Hydrothermal synthesis and crystal structure of the Ni2(C4H4N2)(V4O12)(H2O)2 and Ni3(C4H4N2)3(V8O23) inorganic–organic hybrid compounds. Thermal, spectroscopic and magnetic studies of the hydrated phase

Ni2(C4H4N2)(V4O12)(H2O)2, 1, and Ni3(C4H4N2)3(V8O23), 2, have been synthesized using mild hydrothermal conditions at 170 °C under autogenous pressure. Both phases crystallize in the P-1 triclinic space group, with the unit-cell parameters, a=7.437(7), b=7.571(3), c=7.564(4) Å, α=65.64(4), β=76.09(4), γ=86.25(3)° for 1 and a=8.566(2), b=9.117(2), c=12.619(3) Å, α=71.05(2), β=83.48(4), γ=61.32(3)° for 2, being Z=2 for both compounds. The crystal structure of the three-dimensional 1 is constructed from layers linked between them through the pyrazine molecules. The sheets are formed by edge-shared [Ni2O6(H2O)2N2] nickel(II) dimers octahedra and rings composed by four [V4O12] vanadium(V) tetrahedra linked through vertices. The crystal structure of 2 is formed from vertex shared [VO4] tetrahedra that give rise to twelve member rings. [NiO4(C4H4N2)2]∞ chains, resulting from [NiO4N2] octahedra and pyrazine molecules, give rise to a 3D skeleton when connecting to [VO4] tetrahedra.
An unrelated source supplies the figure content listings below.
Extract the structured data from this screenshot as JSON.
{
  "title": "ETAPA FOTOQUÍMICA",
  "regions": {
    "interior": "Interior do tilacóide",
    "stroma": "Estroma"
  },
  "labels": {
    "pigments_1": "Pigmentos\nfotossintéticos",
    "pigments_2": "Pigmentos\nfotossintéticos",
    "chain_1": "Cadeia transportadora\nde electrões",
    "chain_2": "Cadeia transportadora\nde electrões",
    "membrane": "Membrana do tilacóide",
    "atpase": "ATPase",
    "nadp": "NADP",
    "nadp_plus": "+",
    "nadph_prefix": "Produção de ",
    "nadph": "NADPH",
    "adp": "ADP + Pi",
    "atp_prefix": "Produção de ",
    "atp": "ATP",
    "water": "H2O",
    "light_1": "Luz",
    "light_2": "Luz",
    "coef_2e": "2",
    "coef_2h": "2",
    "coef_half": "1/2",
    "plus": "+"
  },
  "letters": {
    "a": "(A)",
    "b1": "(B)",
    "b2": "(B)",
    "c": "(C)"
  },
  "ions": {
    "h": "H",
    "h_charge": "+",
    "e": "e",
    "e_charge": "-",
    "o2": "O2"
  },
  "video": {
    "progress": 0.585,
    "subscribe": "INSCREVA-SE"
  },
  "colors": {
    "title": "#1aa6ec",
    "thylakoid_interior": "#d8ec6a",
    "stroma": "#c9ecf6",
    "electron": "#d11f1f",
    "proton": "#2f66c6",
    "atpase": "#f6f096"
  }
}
Diffuse reflectance measurements of 1 indicate a slightly distorted octahedral geometry with values of Dq=880, B=980 and C=2700 cm−1. Magnetic measurements of 1, carried out in the 5.0–300 K range, indicate the existence of antiferromagnetic couplings with a Neel temperature near to 38 K.